The fetcher retrieves the list of scopes to rate, which will then be passed to the collector. A complete configuration reference can be found in the fetcher configuration guide. For this example, we’ll use the gnocchi fetcher, which will discover scopes (in this case OpenStack projects) to rate. The fetcher to use is specified through the backend option of the [fetcher] section:

[fetcher]
backend = gnocchi

Fetcher-specific options are then specified in the [fetcher_{fetchername}] section:

[fetcher_gnocchi]
auth_section = ks_auth
region_name = MyRegion

Collector

The collector will retrieve data for the scopes provided by the fetcher and pass them to the rating modules. The collector to use is specified in the [collect] section, and the collector-specific options are specified in the [collector_{collectorname}] section:

[collect]
collector = gnocchi

[collector_gnocchi]
auth_section = ks_auth
region_name = MyRegion

Note that you’ll also have to configure what metrics the collector should collect, and how they should be collected. Have a look at the collector configuration guide for this:

Orchestrator

The orchestrator section enables CloudKitty operators to configure general settings such as coordination_url, max_workers, max_workers_reprocessing, max_threads, and skip_datapoints_expression.

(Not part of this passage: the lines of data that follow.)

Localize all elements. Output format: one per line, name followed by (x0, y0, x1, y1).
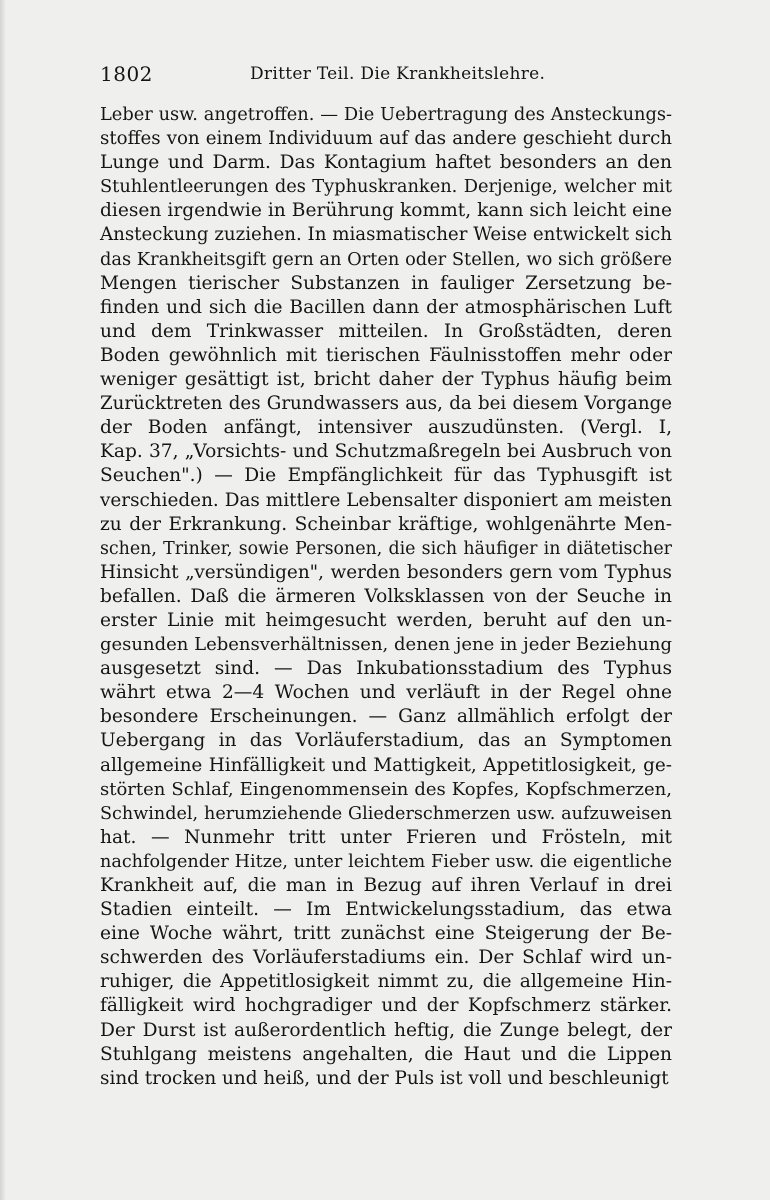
text-line: schen, Trinker, sowie Personen, die sich häufiger in diätetischer (100, 538, 672, 559)
text-line: finden und sich die Bacillen dann der atmosphärischen Luft (100, 296, 672, 318)
text-line: Schwindel, herumziehende Gliederschmerzen usw. aufzuweisen (100, 803, 672, 824)
text-line: erster Linie mit heimgesucht werden, beruht auf den un- (100, 609, 672, 631)
text-line: schwerden des Vorläuferstadiums ein. Der Schlaf wird un- (100, 947, 672, 969)
text-line: ausgesetzt sind. — Das Inkubationsstadium des Typhus (100, 658, 672, 680)
text-line: Lunge und Darm. Das Kontagium haftet besonders an den (100, 152, 672, 174)
text-line: Zurücktreten des Grundwassers aus, da bei diesem Vorgange (100, 393, 672, 415)
page-header (100, 62, 672, 88)
text-line: Leber usw. angetroffen. — Die Uebertragung des Ansteckungs- (100, 104, 672, 125)
text-line: Uebergang in das Vorläuferstadium, das an Symptomen (100, 730, 672, 752)
text-line: und dem Trinkwasser mitteilen. In Großstädten, deren (100, 320, 672, 342)
page-edge-shadow (0, 0, 6, 1200)
text-line: zu der Erkrankung. Scheinbar kräftige, wohlgenährte Men- (100, 513, 672, 535)
text-line: Krankheit auf, die man in Bezug auf ihren Verlauf in drei (100, 875, 672, 896)
text-line: Ansteckung zuziehen. In miasmatischer Weise entwickelt sich (100, 224, 672, 246)
text-line: Boden gewöhnlich mit tierischen Fäulnisstoffen mehr oder (100, 344, 672, 366)
text-line: diesen irgendwie in Berührung kommt, kann sich leicht eine (100, 200, 672, 222)
text-line: währt etwa 2—4 Wochen und verläuft in der Regel ohne (100, 682, 672, 704)
text-line: gesunden Lebensverhältnissen, denen jene in jeder Beziehung (100, 634, 672, 656)
text-line: weniger gesättigt ist, bricht daher der Typhus häufig beim (100, 369, 672, 391)
text-line: Kap. 37, „Vorsichts- und Schutzmaßregeln bei Ausbruch von (100, 441, 672, 463)
text-line: stoffes von einem Individuum auf das andere geschieht durch (100, 128, 672, 150)
text-line: Stuhlgang meistens angehalten, die Haut und die Lippen (100, 1043, 672, 1065)
text-line: eine Woche währt, tritt zunächst eine Steigerung der Be- (100, 923, 672, 945)
text-line: der Boden anfängt, intensiver auszudünsten. (Vergl. I, (100, 417, 672, 439)
text-line: allgemeine Hinfälligkeit und Mattigkeit, Appetitlosigkeit, ge- (100, 754, 672, 776)
text-line: Stuhlentleerungen des Typhuskranken. Derjenige, welcher mit (100, 176, 672, 198)
text-line: das Krankheitsgift gern an Orten oder Stellen, wo sich größere (100, 248, 672, 270)
text-line: ruhiger, die Appetitlosigkeit nimmt zu, die allgemeine Hin- (100, 971, 672, 993)
text-line: Hinsicht „versündigen", werden besonders gern vom Typhus (100, 561, 672, 583)
text-line: sind trocken und heiß, und der Puls ist voll und beschleunigt (100, 1067, 669, 1089)
text-line: besondere Erscheinungen. — Ganz allmählich erfolgt der (100, 706, 672, 728)
running-head: Dritter Teil. Die Krankheitslehre. (250, 64, 546, 84)
text-line: Stadien einteilt. — Im Entwickelungsstadium, das etwa (100, 899, 672, 921)
text-line: Der Durst ist außerordentlich heftig, die Zunge belegt, der (100, 1019, 672, 1041)
text-line: fälligkeit wird hochgradiger und der Kopfschmerz stärker. (100, 995, 672, 1017)
text-line: verschieden. Das mittlere Lebensalter disponiert am meisten (100, 489, 672, 511)
text-line: befallen. Daß die ärmeren Volksklassen von der Seuche in (100, 585, 672, 607)
text-line: Seuchen".) — Die Empfänglichkeit für das Typhusgift ist (100, 465, 672, 487)
text-line: nachfolgender Hitze, unter leichtem Fieber usw. die eigentliche (100, 851, 672, 872)
text-line: hat. — Nunmehr tritt unter Frieren und Frösteln, mit (100, 826, 672, 848)
text-line: Mengen tierischer Substanzen in fauliger Zersetzung be- (100, 272, 672, 294)
body-text (100, 103, 672, 1091)
page-number: 1802 (100, 62, 153, 86)
text-line: störten Schlaf, Eingenommensein des Kopfes, Kopfschmerzen, (100, 778, 672, 800)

skip_datapoints_expression

This option allows operators to write Python expression that can be used to skip/ignore the processed datapoint from being persisted in the storage backend. This is useful to avoid persisting entries in the storage backend when the QTY is zero, for instance. The datapoint being persisted will be available for the expression in a variable called “datapoint”. The expression MUST return a True or False value. For instance, if one wants to skip persisting processed datapoints that have qty as zero, the following expression can be used:

"datapoint.get(\"vol\", {}).get(\"qty\", 0) == 0"

The available objects to be used in the expressions are the following:

  • datapoint: it represents the datapoint used in the rating process. The datapoint has fields such as qty and price that can be used. The price fields is located under rating attribute (it is a dictionary), and the qty field is located under vol attribute (it is a dictionary). The groupby attribute represents all of the group-by attributes (it is a dictionary) and their respective values. The metadata attribute represents all of the metadata attributes (it is a dictionary) and their respective values.

  • excluded_datapoints: it is a list with all of the datapoints already filtered out.

  • filtered_datapoints: a list with the datapoints that will be persisted.

  • skip_datapoint_expression: the expression used to decided if we need or not to exclude the datapoint.

  • usage_data_metric_name: the metric name being processed.